Cosmo snorted. “I’m sorry, darling. I’m an absolute mess.”

“So nothing has changed in the last three years.”

“Truly, it has not.” His ache for her had faded, but it had a funny way of appearing suddenly and stabbing him in the heart when he least expected it. The chorus of a song, the sequins on a dress, a painting on the gallery wall… “Maraschino cherries.”

“What?”

“Maraschino cherries remind me of you. Because you always ask for three.”

“I haven’t been to that place forever. Have you?”

He shook his head. He craved their outrageous milkshakes, but it hadn’t seemed right to go there without Déjà. “Have you missed me at all?”

She closed the art book and pushed it away, but she didn’t stop staring at the space it had occupied. She’d never saved his feelings when it was something he needed to hear, but she was going to tell him no, and he shouldn’t have asked the question if he couldn’t handle the answer.

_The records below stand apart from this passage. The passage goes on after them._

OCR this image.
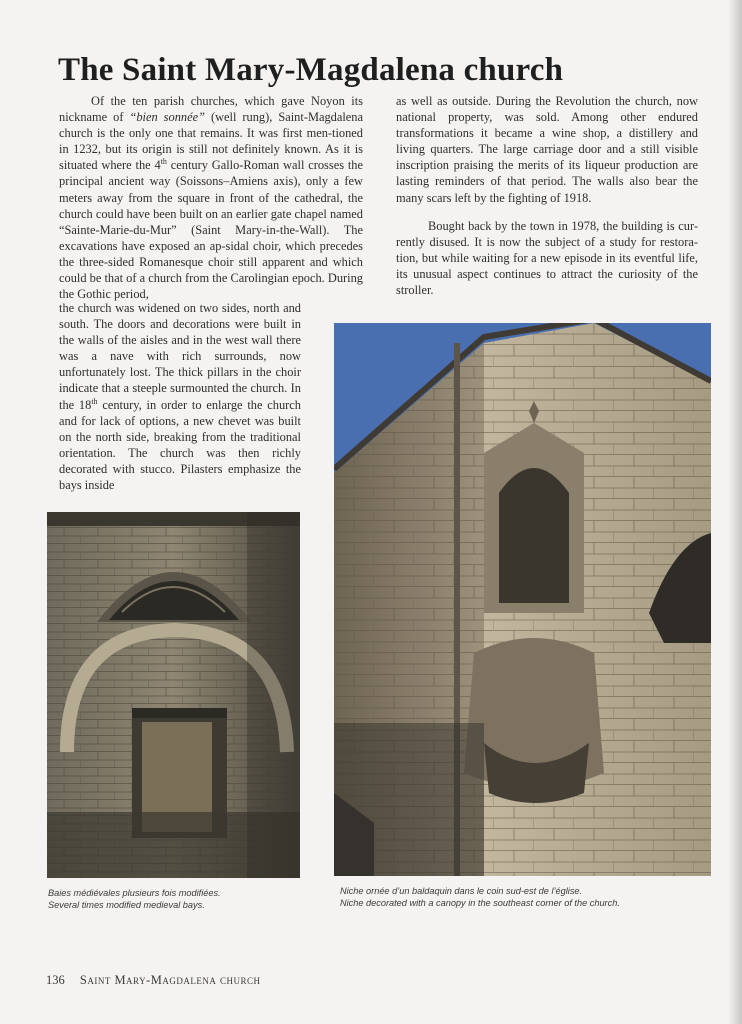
The Saint Mary-Magdalena church

Of the ten parish churches, which gave Noyon its nickname of “bien sonnée” (well rung), Saint-Magdalena church is the only one that remains. It was first men-tioned in 1232, but its origin is still not definitely known. As it is situated where the 4th century Gallo-Roman wall crosses the principal ancient way (Soissons–Amiens axis), only a few meters away from the square in front of the cathedral, the church could have been built on an earlier gate chapel named “Sainte-Marie-du-Mur” (Saint Mary-in-the-Wall). The excavations have exposed an ap-sidal choir, which precedes the three-sided Romanesque choir still apparent and which could be that of a church from the Carolingian epoch. During the Gothic period,

the church was widened on two sides, north and south. The doors and decorations were built in the walls of the aisles and in the west wall there was a nave with rich surrounds, now unfortunately lost. The thick pillars in the choir indicate that a steeple surmounted the church. In the 18th century, in order to enlarge the church and for lack of options, a new chevet was built on the north side, breaking from the traditional orientation. The church was then richly decorated with stucco. Pilasters emphasize the bays inside

as well as outside. During the Revolution the church, now national property, was sold. Among other endured transformations it became a wine shop, a distillery and living quarters. The large carriage door and a still visible inscription praising the merits of its liqueur production are lasting reminders of that period. The walls also bear the many scars left by the fighting of 1918.

Bought back by the town in 1978, the building is cur-rently disused. It is now the subject of a study for restora-tion, but while waiting for a new episode in its eventful life, its unusual aspect continues to attract the curiosity of the stroller.

Baies médiévales plusieurs fois modifiées.
Several times modified medieval bays.
Niche ornée d’un baldaquin dans le coin sud-est de l’église.
Niche decorated with a canopy in the southeast corner of the church.
136 Saint Mary-Magdalena church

Sliding over, she pulled him into a hard hug. “So much.”

He pressed his forehead to her shoulder and held her tight. There were so many things he wanted to say and ask, and he couldn’t remember any of the conversation from before he fell asleep.

She pulled back. “What happened with Royce wasn’t your fault, okay?”

The scent of coffee liqueur on Royce’s breath, his rough and wrinkled hands all over Cosmo’s body – the memory made his stomach churn, and he fought back the urge to vomit. “I led him on.”

“No, you didn’t.”

“With all due respect, you can’t know that because you weren’t there. I invited him to drink with me. It was my idea. He tried to get me to eat something instead. I pounded back my cocktails and told him I needed love. It was one hundred percent my fault.”

“I heard you say ‘No! Stop!’ And he didn’t. Whatever led up to that point doesn’t matter. If someone says ‘stop,’ then you stop. That’s it, end of story.”